• Lumash

    I think the gag order is the best thing that has happened. It is sad to note that the 4th Estate cant distinguish hate speech vs freedom of expression. The hague debate was escalating to be a hate speech rallies that were causing the rift and entrenching tribalism. I thank the Judiciary for taking a tactical action against this so called dogma. And to the Judiciary, dont ever be cowed by the likes of the media. We are all on your side. 

  • Len

    Yes, the gag order is meaningless and illegal. Just like in the US, the constitution overrode that common law practice…. but the best thing is to test it in order to establish precedent.  So, media, go ahead and discuss Ruto and Uhuru’s right to contest and let’s see what the judge does! It’s a new day. 

  • The Media Council has this all wrong; the court order gagging public discussion of the question of whether Uhuru and Ruto are allowed to vie for the presidency applies only to those “enjoined” in the case and these basically are the petitioners, respondents, the AG’s office and IEBC. Uhuru and Ruto are the subject of the case so they, too, are gagged from publicly discussing the issue, even though Judge Leonola gave the two until February 17, 2012 to object to the order consented to by everyone else involved in the case.

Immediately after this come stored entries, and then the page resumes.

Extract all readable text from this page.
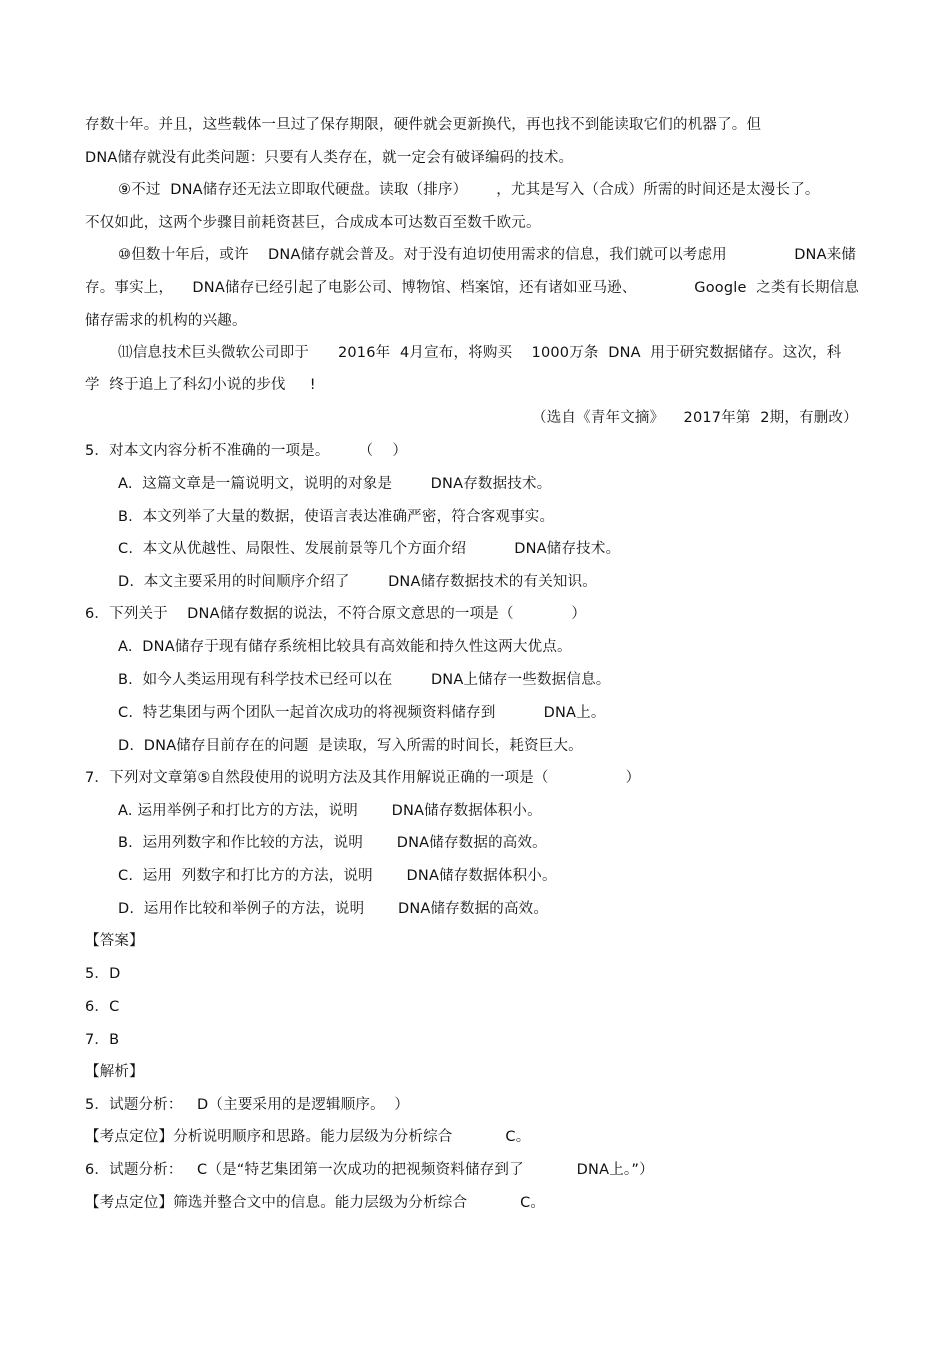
存数十年。并且，这些载体一旦过了保存期限，硬件就会更新换代，再也找不到能读取它们的机器了。但
DNA储存就没有此类问题：只要有人类存在，就一定会有破译编码的技术。
⑨不过  DNA储存还无法立即取代硬盘。读取（排序）      ，尤其是写入（合成）所需的时间还是太漫长了。
不仅如此，这两个步骤目前耗资甚巨，合成成本可达数百至数千欧元。
⑩但数十年后，或许    DNA储存就会普及。对于没有迫切使用需求的信息，我们就可以考虑用              DNA来储
存。事实上，    DNA储存已经引起了电影公司、博物馆、档案馆，还有诸如亚马逊、            Google  之类有长期信息
储存需求的机构的兴趣。
⑾信息技术巨头微软公司即于      2016年  4月宣布，将购买    1000万条  DNA  用于研究数据储存。这次，科
学  终于追上了科幻小说的步伐     !
（选自《青年文摘》    2017年第  2期，有删改）
5．对本文内容分析不准确的一项是。      （    ）
A.  这篇文章是一篇说明文，说明的对象是        DNA存数据技术。
B.  本文列举了大量的数据，使语言表达准确严密，符合客观事实。
C.  本文从优越性、局限性、发展前景等几个方面介绍          DNA储存技术。
D.  本文主要采用的时间顺序介绍了        DNA储存数据技术的有关知识。
6．下列关于    DNA储存数据的说法，不符合原文意思的一项是（            ）
A.  DNA储存于现有储存系统相比较具有高效能和持久性这两大优点。
B.  如今人类运用现有科学技术已经可以在        DNA上储存一些数据信息。
C.  特艺集团与两个团队一起首次成功的将视频资料储存到          DNA上。
D.  DNA储存目前存在的问题  是读取，写入所需的时间长，耗资巨大。
7．下列对文章第⑤自然段使用的说明方法及其作用解说正确的一项是（                ）
A. 运用举例子和打比方的方法，说明       DNA储存数据体积小。
B.  运用列数字和作比较的方法，说明       DNA储存数据的高效。
C.  运用  列数字和打比方的方法，说明       DNA储存数据体积小。
D.  运用作比较和举例子的方法，说明       DNA储存数据的高效。
【答案】
5．D
6．C
7．B
【解析】
5．试题分析：   D（主要采用的是逻辑顺序。  ）
【考点定位】分析说明顺序和思路。能力层级为分析综合           C。
6．试题分析：   C（是“特艺集团第一次成功的把视频资料储存到了           DNA上。”）
【考点定位】筛选并整合文中的信息。能力层级为分析综合           C。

    The judge’s order is therefore lawful and proper, especially given the turn of events where these suspects are trying to use the ICC issue to rev up tribal animosity and hatred likely to lead to a second PEV if not stopped and this order goes a long way in doing so.

    Why is the Council going on and on addressing an irrelevant issue? The court has not banned anyone other than those enjoined from discussing the issue in public and this (those not banned) include the media.

    Does this Media Council not have a lawyer to advise them? It cannot be they cannot afford one for sure!

    • Zachariah

      Well said. You wouldnt have said it any better. Shame on the Media council. Furthermore, they do not exist in a vacuum

  • Aamsolomon

    That was a primitive judgment painfully expected  from  a modern reform focused court, it means we have a lot to do to have a fair, just and efficient legal system in this nation. It also shows that the old KANU perceptions are so entrenched in us that it is difficult to erode or shade off to adopt to a new dispensation.